To take it a step further, studies show that even when told we are taking a placebo, we still get positive results at the same rate as when we are in the dark (blind study).
Think about that for just a moment: as the doctor hands you a bottle of pills for sleep problems, he says, “Take two of these placebo pills at bedtime, and you should sleep like a baby tonight.” You read the bottle labeled Placebo Medication, and it says in bold type “No Active Ingredients.” None. Nada.
Yet, despite having full knowledge that you have swallowed tablets made solely of sugar and cornstarch, you get the best night’s sleep in a month. Possible? Yes, it has proven to be so in test after test.
The human brain is the most complex bio-machine in the world. Yet, we are only beginning to understand the breadth and depth of its complexities.
Our conscious mind is a mere sliver of the full functionality and potentiality of the brain. Human consciousness is considered the “hard problem” * of science today. Likewise, we know very few of the vast capabilities and functions of the unconscious brain.
And humans, you and I, are using an organ to understand the selfsame organ – our brain. Now, that in itself is amazing.
Switching gears – do our pets feel pain?
Anyone who has ever cut into the quick when trimming your dog’s nails knows for sure that they feel pain. Like us, when they feel pain, they withdraw the injured body part immediately. This is called nociception, and all invertebrates have it.

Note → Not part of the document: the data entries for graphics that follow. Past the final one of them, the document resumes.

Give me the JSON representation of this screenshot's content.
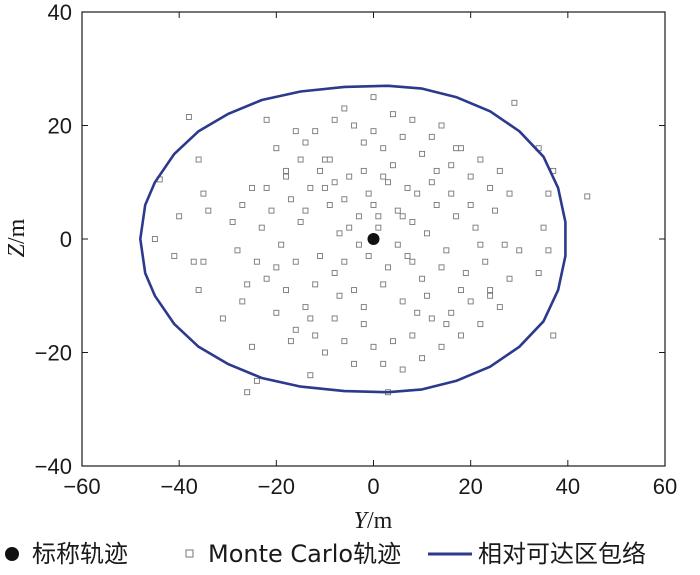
{
  "chart_data": {
    "type": "scatter",
    "title": "",
    "xlabel": "Y/m",
    "ylabel": "Z/m",
    "xlim": [
      -60,
      60
    ],
    "ylim": [
      -40,
      40
    ],
    "xticks": [
      -60,
      -40,
      -20,
      0,
      20,
      40,
      60
    ],
    "yticks": [
      -40,
      -20,
      0,
      20,
      40
    ],
    "grid": false,
    "legend_position": "bottom",
    "colors": {
      "nominal": "#111111",
      "monte_carlo": "#777777",
      "envelope": "#2b3a8c"
    },
    "series": [
      {
        "name": "标称轨迹",
        "kind": "point",
        "marker": "filled-circle",
        "points": [
          [
            0,
            0
          ]
        ]
      },
      {
        "name": "Monte Carlo轨迹",
        "kind": "scatter",
        "marker": "open-square",
        "points": [
          [
            -38,
            21.5
          ],
          [
            -36,
            14
          ],
          [
            -35,
            8
          ],
          [
            -34,
            5
          ],
          [
            -35,
            -4
          ],
          [
            -36,
            -9
          ],
          [
            -37,
            -4
          ],
          [
            -45,
            0
          ],
          [
            -44,
            10.5
          ],
          [
            -41,
            -3
          ],
          [
            -40,
            4
          ],
          [
            -31,
            -14
          ],
          [
            -27,
            -11
          ],
          [
            -25,
            -19
          ],
          [
            -26,
            -27
          ],
          [
            -24,
            -25
          ],
          [
            -22,
            21
          ],
          [
            -20,
            16
          ],
          [
            -18,
            11
          ],
          [
            -16,
            19
          ],
          [
            -14,
            17
          ],
          [
            -12,
            19
          ],
          [
            -10,
            14
          ],
          [
            -8,
            21
          ],
          [
            -6,
            23
          ],
          [
            -4,
            20
          ],
          [
            -2,
            17
          ],
          [
            0,
            19
          ],
          [
            2,
            16
          ],
          [
            4,
            22
          ],
          [
            6,
            18
          ],
          [
            8,
            21
          ],
          [
            10,
            15
          ],
          [
            12,
            18
          ],
          [
            14,
            20
          ],
          [
            16,
            13
          ],
          [
            18,
            16
          ],
          [
            20,
            11
          ],
          [
            22,
            14
          ],
          [
            24,
            9
          ],
          [
            26,
            12
          ],
          [
            28,
            8
          ],
          [
            29,
            24
          ],
          [
            34,
            16
          ],
          [
            36,
            8
          ],
          [
            37,
            12
          ],
          [
            35,
            2
          ],
          [
            36,
            -2
          ],
          [
            34,
            -6
          ],
          [
            37,
            -17
          ],
          [
            44,
            7.5
          ],
          [
            30,
            -2
          ],
          [
            28,
            -7
          ],
          [
            26,
            -12
          ],
          [
            24,
            -9
          ],
          [
            22,
            -15
          ],
          [
            20,
            -11
          ],
          [
            18,
            -17
          ],
          [
            16,
            -13
          ],
          [
            14,
            -19
          ],
          [
            12,
            -14
          ],
          [
            10,
            -21
          ],
          [
            8,
            -17
          ],
          [
            6,
            -23
          ],
          [
            4,
            -18
          ],
          [
            3,
            -27
          ],
          [
            2,
            -22
          ],
          [
            0,
            -19
          ],
          [
            -2,
            -15
          ],
          [
            -4,
            -22
          ],
          [
            -6,
            -18
          ],
          [
            -8,
            -14
          ],
          [
            -10,
            -20
          ],
          [
            -12,
            -17
          ],
          [
            -13,
            -24
          ],
          [
            -14,
            -12
          ],
          [
            -16,
            -16
          ],
          [
            -18,
            -9
          ],
          [
            -20,
            -13
          ],
          [
            -22,
            -7
          ],
          [
            -24,
            -4
          ],
          [
            -26,
            -8
          ],
          [
            -28,
            -2
          ],
          [
            -29,
            3
          ],
          [
            -27,
            6
          ],
          [
            -25,
            9
          ],
          [
            -23,
            2
          ],
          [
            -21,
            5
          ],
          [
            -19,
            -1
          ],
          [
            -17,
            7
          ],
          [
            -15,
            3
          ],
          [
            -13,
            9
          ],
          [
            -11,
            -3
          ],
          [
            -9,
            6
          ],
          [
            -7,
            1
          ],
          [
            -5,
            11
          ],
          [
            -3,
            4
          ],
          [
            -1,
            8
          ],
          [
            1,
            2
          ],
          [
            3,
            10
          ],
          [
            5,
            5
          ],
          [
            7,
            -3
          ],
          [
            9,
            8
          ],
          [
            11,
            1
          ],
          [
            13,
            6
          ],
          [
            15,
            -2
          ],
          [
            17,
            4
          ],
          [
            19,
            -6
          ],
          [
            21,
            2
          ],
          [
            23,
            -4
          ],
          [
            25,
            5
          ],
          [
            27,
            -1
          ],
          [
            -10,
            9
          ],
          [
            -8,
            -6
          ],
          [
            -6,
            7
          ],
          [
            -4,
            -9
          ],
          [
            -2,
            12
          ],
          [
            2,
            -8
          ],
          [
            4,
            13
          ],
          [
            6,
            -11
          ],
          [
            8,
            3
          ],
          [
            10,
            -7
          ],
          [
            12,
            10
          ],
          [
            14,
            -5
          ],
          [
            16,
            8
          ],
          [
            -12,
            -8
          ],
          [
            -14,
            5
          ],
          [
            -16,
            -4
          ],
          [
            -18,
            12
          ],
          [
            -20,
            -5
          ],
          [
            -22,
            9
          ],
          [
            18,
            -9
          ],
          [
            20,
            6
          ],
          [
            22,
            -1
          ],
          [
            24,
            -10
          ],
          [
            -1,
            -3
          ],
          [
            1,
            4
          ],
          [
            -3,
            -1
          ],
          [
            3,
            -5
          ],
          [
            0,
            6
          ],
          [
            -5,
            2
          ],
          [
            5,
            -1
          ],
          [
            -7,
            -10
          ],
          [
            7,
            9
          ],
          [
            -9,
            14
          ],
          [
            9,
            -13
          ],
          [
            -11,
            12
          ],
          [
            11,
            -10
          ],
          [
            -13,
            -14
          ],
          [
            13,
            12
          ],
          [
            -15,
            14
          ],
          [
            15,
            -15
          ],
          [
            -17,
            -18
          ],
          [
            17,
            16
          ],
          [
            0,
            25
          ],
          [
            -2,
            -12
          ],
          [
            2,
            11
          ],
          [
            -6,
            -4
          ],
          [
            6,
            4
          ],
          [
            -8,
            10
          ],
          [
            8,
            -4
          ]
        ]
      },
      {
        "name": "相对可达区包络",
        "kind": "closed-curve",
        "points": [
          [
            -48,
            0
          ],
          [
            -47,
            6
          ],
          [
            -45,
            10
          ],
          [
            -41,
            15
          ],
          [
            -36,
            19
          ],
          [
            -30,
            22
          ],
          [
            -23,
            24.5
          ],
          [
            -15,
            26
          ],
          [
            -6,
            26.8
          ],
          [
            3,
            27
          ],
          [
            10,
            26.5
          ],
          [
            17,
            25
          ],
          [
            24,
            22.5
          ],
          [
            30,
            19
          ],
          [
            35,
            14.5
          ],
          [
            38,
            9
          ],
          [
            39.5,
            3
          ],
          [
            39.5,
            -3
          ],
          [
            38,
            -9
          ],
          [
            35,
            -14.5
          ],
          [
            30,
            -19
          ],
          [
            24,
            -22.5
          ],
          [
            17,
            -25
          ],
          [
            10,
            -26.5
          ],
          [
            3,
            -27
          ],
          [
            -6,
            -26.8
          ],
          [
            -15,
            -26
          ],
          [
            -23,
            -24.5
          ],
          [
            -30,
            -22
          ],
          [
            -36,
            -19
          ],
          [
            -41,
            -15
          ],
          [
            -45,
            -10
          ],
          [
            -47,
            -6
          ]
        ]
      }
    ]
  }
}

Additionally, there is the conscious recognition of pain, and our pets respond accordingly. They may hide when they see you getting the nail trimmers out the next time. Animals learn quickly to avoid pain.
They react to pain much as we humans do, and the only thing we do not know for sure is how they experience the pain. Even with humans, an assessment of our own pain is subjective.

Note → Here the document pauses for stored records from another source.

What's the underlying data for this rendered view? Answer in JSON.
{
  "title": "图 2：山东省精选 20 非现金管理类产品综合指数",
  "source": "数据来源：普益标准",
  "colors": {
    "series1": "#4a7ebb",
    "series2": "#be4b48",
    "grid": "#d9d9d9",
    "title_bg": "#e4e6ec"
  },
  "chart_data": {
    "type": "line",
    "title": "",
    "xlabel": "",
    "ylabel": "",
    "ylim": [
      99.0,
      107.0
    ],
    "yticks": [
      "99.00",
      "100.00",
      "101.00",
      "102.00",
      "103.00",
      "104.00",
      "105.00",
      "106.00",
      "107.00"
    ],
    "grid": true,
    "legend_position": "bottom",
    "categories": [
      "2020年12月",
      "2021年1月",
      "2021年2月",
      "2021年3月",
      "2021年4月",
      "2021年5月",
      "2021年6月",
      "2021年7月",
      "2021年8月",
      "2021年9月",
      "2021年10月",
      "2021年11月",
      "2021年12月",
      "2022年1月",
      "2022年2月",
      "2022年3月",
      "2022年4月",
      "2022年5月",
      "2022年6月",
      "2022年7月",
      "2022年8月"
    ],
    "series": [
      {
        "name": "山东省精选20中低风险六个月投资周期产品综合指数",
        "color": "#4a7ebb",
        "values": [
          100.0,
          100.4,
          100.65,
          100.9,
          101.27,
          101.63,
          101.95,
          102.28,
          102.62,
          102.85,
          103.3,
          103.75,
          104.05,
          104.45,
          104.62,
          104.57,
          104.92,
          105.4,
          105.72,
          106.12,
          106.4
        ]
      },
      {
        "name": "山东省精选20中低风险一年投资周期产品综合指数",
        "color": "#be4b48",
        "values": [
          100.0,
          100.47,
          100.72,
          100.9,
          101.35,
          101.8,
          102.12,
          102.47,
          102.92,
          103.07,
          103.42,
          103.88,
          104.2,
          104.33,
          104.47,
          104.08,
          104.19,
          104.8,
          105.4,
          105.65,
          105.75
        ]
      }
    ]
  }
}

Another indicator that animals suffer from pain is that they respond positively to painkillers when injured.
Dogs and cats are sentient beings; they feel pain, they experience hunger and thirst. They feel heat and cold, and they can succumb to prolonged exposure to extremes of temperature, just as we do.
Therefore, we should never expose them to unnecessary pain. In most progressive countries, there are laws that prohibit such behavior. But this protective attitude toward domestic animals hasn’t always been the case.

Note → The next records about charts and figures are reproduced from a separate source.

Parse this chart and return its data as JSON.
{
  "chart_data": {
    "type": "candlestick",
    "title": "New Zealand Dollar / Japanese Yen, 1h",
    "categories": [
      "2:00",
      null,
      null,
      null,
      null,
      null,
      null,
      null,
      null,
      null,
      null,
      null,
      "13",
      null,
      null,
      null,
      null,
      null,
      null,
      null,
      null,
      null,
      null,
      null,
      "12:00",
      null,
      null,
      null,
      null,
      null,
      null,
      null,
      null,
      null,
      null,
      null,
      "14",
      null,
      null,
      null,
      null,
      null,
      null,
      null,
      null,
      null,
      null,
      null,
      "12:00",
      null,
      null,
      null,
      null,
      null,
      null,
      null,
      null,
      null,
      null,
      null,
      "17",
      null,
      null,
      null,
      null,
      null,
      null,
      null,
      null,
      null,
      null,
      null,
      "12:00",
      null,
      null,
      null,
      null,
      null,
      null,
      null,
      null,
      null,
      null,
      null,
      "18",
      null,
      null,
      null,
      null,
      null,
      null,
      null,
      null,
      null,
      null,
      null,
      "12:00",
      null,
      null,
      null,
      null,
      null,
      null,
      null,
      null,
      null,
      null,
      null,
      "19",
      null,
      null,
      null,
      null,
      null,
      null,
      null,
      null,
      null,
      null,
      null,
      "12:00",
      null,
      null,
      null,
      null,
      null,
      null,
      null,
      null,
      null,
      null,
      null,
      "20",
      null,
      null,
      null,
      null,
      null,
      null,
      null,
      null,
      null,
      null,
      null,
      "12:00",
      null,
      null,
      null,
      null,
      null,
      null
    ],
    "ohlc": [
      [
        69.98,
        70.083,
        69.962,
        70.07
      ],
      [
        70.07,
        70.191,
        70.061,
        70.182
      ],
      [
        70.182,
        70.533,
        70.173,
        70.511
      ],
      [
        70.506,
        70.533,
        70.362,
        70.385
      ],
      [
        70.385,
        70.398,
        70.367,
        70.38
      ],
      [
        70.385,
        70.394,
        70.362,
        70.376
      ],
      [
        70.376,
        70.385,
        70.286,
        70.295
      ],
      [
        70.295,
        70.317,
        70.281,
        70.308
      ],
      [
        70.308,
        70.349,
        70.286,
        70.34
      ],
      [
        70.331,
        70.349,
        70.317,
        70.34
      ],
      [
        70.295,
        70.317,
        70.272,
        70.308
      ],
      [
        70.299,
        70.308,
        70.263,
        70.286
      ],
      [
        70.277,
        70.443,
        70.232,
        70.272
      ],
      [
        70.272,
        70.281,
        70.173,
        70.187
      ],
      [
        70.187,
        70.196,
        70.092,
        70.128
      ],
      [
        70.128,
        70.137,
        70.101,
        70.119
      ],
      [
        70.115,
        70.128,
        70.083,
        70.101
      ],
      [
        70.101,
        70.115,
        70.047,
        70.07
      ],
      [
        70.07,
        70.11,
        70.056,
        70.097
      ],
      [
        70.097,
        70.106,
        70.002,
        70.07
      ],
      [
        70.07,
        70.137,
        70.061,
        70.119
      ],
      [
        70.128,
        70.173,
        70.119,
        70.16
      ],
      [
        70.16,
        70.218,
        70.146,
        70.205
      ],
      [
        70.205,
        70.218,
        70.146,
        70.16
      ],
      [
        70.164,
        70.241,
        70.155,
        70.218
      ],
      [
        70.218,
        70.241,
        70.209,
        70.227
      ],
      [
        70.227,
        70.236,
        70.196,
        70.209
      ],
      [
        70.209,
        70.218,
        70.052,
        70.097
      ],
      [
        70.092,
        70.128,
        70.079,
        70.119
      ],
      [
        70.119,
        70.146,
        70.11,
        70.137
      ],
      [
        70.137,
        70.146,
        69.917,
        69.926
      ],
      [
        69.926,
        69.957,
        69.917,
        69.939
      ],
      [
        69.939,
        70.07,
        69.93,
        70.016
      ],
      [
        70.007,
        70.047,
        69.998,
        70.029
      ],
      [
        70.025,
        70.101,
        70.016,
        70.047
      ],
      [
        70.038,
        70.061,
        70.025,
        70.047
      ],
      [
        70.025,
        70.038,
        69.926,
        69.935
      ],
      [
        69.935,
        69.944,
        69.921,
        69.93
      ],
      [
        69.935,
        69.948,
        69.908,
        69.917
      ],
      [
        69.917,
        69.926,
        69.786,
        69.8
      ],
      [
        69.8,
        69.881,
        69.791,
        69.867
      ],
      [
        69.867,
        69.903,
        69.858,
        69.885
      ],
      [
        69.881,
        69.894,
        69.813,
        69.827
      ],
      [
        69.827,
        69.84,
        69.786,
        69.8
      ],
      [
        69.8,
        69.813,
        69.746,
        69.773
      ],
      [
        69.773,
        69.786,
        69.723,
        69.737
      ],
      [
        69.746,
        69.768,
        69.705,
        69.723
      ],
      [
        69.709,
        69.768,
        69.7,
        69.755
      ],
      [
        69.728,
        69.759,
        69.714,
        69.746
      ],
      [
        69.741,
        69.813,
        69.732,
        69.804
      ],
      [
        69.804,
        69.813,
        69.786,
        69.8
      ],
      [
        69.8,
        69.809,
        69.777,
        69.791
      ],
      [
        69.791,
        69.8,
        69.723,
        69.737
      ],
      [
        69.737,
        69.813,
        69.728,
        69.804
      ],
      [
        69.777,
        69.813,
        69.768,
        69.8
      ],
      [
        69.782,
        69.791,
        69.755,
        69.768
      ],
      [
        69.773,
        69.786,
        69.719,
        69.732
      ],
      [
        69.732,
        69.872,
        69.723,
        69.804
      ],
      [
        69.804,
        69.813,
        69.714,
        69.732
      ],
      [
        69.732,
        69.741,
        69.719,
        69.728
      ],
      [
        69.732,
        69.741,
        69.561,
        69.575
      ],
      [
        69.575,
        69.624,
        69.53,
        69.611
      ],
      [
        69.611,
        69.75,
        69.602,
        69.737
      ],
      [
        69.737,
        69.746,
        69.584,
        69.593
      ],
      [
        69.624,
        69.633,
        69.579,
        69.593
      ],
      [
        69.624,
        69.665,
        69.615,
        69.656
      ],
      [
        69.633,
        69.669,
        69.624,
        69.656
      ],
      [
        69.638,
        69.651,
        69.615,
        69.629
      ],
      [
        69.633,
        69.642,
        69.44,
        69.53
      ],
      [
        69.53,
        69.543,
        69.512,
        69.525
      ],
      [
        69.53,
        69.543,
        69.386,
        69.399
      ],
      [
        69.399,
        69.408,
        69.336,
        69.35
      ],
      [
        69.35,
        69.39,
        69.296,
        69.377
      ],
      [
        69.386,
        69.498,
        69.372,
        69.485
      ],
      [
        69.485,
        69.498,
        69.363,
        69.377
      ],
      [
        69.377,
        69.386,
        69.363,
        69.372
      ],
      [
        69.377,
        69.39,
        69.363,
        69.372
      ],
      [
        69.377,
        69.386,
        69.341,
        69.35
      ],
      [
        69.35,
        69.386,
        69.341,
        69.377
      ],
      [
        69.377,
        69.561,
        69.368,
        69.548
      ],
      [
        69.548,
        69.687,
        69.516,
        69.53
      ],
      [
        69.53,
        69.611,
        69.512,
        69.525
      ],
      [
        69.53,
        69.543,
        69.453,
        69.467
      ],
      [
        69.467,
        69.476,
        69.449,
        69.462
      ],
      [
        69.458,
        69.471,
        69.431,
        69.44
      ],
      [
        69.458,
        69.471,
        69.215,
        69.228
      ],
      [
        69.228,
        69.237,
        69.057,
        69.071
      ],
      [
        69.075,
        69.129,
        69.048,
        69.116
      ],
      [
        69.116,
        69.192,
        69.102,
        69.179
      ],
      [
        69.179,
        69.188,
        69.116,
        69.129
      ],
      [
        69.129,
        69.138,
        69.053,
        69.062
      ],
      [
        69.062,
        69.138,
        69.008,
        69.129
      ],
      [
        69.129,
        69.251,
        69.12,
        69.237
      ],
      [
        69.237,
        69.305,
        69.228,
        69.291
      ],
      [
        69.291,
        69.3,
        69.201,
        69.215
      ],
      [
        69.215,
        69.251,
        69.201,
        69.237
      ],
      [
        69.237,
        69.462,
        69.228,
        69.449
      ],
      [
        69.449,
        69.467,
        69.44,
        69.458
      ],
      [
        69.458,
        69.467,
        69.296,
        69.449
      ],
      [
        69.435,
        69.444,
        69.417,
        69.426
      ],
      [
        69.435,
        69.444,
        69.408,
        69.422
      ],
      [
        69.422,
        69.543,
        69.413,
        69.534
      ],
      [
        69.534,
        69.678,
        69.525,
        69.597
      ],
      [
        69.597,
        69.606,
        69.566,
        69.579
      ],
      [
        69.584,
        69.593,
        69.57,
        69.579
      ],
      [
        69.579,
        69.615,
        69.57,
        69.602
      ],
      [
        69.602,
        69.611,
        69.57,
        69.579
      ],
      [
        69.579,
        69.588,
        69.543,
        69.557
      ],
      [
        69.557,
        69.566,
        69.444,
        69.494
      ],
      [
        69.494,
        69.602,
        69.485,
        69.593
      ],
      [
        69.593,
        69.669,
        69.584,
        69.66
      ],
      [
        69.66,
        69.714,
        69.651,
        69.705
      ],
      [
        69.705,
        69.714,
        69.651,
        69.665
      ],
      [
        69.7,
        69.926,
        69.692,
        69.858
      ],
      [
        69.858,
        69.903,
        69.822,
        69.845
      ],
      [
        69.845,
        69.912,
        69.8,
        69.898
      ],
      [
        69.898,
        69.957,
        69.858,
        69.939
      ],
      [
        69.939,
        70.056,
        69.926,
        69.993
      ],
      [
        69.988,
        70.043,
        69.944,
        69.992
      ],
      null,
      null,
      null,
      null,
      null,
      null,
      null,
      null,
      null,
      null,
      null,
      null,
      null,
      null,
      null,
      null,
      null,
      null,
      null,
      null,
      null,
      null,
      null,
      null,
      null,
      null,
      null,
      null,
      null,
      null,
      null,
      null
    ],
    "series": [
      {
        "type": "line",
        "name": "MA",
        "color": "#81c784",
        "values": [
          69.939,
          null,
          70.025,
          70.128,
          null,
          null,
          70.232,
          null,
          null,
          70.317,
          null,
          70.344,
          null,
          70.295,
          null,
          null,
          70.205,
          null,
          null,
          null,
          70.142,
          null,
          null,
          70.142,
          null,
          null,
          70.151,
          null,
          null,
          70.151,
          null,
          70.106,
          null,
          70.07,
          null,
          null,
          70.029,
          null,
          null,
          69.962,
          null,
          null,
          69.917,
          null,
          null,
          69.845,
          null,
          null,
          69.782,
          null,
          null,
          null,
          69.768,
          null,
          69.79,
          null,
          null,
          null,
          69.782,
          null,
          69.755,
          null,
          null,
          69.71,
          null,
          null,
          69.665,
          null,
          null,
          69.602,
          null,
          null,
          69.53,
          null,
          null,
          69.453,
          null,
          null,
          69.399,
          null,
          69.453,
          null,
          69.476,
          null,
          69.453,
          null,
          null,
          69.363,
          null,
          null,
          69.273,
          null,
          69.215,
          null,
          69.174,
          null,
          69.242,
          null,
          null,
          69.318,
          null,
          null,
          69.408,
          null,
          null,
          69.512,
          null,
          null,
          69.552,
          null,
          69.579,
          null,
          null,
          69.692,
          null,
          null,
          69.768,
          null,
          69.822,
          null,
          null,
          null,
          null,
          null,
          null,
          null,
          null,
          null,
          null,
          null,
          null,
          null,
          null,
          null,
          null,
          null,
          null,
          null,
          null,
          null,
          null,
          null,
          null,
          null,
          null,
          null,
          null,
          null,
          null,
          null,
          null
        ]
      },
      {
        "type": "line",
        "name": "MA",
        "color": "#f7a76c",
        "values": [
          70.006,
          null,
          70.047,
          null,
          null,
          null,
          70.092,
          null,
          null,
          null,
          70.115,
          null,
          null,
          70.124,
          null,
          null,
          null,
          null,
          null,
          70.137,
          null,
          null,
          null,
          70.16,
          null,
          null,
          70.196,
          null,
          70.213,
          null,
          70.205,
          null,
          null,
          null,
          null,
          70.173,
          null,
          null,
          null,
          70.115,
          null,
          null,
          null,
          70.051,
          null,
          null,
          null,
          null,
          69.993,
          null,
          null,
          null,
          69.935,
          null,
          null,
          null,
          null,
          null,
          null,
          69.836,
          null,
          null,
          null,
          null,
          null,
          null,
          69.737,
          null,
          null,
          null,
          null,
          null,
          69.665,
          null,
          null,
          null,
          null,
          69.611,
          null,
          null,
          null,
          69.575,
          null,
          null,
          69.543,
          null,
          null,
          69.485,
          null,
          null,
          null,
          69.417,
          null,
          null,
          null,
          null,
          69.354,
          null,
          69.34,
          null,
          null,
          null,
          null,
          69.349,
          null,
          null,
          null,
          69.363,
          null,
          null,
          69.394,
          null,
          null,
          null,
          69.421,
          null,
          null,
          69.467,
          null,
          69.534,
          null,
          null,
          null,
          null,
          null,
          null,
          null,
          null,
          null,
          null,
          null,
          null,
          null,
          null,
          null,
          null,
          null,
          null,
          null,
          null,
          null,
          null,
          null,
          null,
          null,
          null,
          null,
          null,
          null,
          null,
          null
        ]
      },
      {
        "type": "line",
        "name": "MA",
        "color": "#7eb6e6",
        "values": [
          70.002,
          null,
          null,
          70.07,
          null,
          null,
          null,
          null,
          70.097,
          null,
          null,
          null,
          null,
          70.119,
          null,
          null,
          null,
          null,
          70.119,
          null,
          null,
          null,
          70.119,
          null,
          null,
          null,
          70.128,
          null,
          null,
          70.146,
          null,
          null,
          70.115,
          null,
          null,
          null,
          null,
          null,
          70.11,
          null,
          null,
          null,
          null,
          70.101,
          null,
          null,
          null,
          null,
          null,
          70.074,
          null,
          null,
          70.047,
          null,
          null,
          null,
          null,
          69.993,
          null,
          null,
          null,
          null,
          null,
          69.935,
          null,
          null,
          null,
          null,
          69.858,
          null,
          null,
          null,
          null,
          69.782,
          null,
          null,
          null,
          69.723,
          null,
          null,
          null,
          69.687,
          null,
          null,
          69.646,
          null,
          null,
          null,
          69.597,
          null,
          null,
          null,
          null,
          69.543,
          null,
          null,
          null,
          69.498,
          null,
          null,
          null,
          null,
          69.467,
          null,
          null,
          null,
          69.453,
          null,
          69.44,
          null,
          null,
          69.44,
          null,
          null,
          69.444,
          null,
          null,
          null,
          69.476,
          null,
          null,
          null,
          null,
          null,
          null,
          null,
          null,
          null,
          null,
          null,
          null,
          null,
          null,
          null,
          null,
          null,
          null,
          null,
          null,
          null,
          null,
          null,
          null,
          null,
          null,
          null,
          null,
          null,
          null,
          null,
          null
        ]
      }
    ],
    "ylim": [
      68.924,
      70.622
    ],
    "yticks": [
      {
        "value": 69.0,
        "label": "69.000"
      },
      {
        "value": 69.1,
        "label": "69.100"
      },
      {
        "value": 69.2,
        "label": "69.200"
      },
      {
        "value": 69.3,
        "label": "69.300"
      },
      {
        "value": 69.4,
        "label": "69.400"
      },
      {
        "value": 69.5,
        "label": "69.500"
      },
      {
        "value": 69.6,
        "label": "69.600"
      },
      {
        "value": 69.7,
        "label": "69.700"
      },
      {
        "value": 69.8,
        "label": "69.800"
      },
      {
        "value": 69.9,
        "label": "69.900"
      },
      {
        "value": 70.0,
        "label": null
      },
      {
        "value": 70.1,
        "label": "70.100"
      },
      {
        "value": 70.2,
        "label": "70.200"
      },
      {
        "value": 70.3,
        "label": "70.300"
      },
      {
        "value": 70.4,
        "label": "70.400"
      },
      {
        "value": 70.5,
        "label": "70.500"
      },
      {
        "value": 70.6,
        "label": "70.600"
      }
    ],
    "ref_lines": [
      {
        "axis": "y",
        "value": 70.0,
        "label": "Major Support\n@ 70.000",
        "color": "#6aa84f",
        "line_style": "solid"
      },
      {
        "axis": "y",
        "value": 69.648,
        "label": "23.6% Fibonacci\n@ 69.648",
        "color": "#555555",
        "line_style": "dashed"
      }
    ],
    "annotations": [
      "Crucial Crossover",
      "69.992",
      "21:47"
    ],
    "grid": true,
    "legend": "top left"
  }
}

We were well past the Age of Enlightenment and a long stride into the 20th Century before scientists acknowledged that animals feel pain. Shockingly, most veterinarians were advised in training to ignore pain in their animal patients. Thankfully, we are well past that kind of thinking.
Rene Descartes, the 17th century French philosopher (“I think; therefore, I am”), mathematician and scientist, was said to have nailed a live dog to his classroom wall, preliminary to his vivisection demonstration. He regarded all mammals, save humans, as nothing more than automatons.
This was Descartes’s way, albeit grossly inhumane, of impressing upon his students the uneducated notion that dogs were nothing more than “meat machines.” He contended that the dog’s wails and whimpers were just examples of the machine malfunctioning.
Personally, I believe that Rene should have been nailed to the wall to see if arrogant and heartless philosophers feel pain.
This ends our exploration of pain. Thank you for your patience in allowing this unavoidable subject of interest to persist for three weeks in a row. I hope that it was not painful reading.
* Hard Problem of Science – the difficulty of explaining how and why awareness arises out of something in a purely physical state, the brain.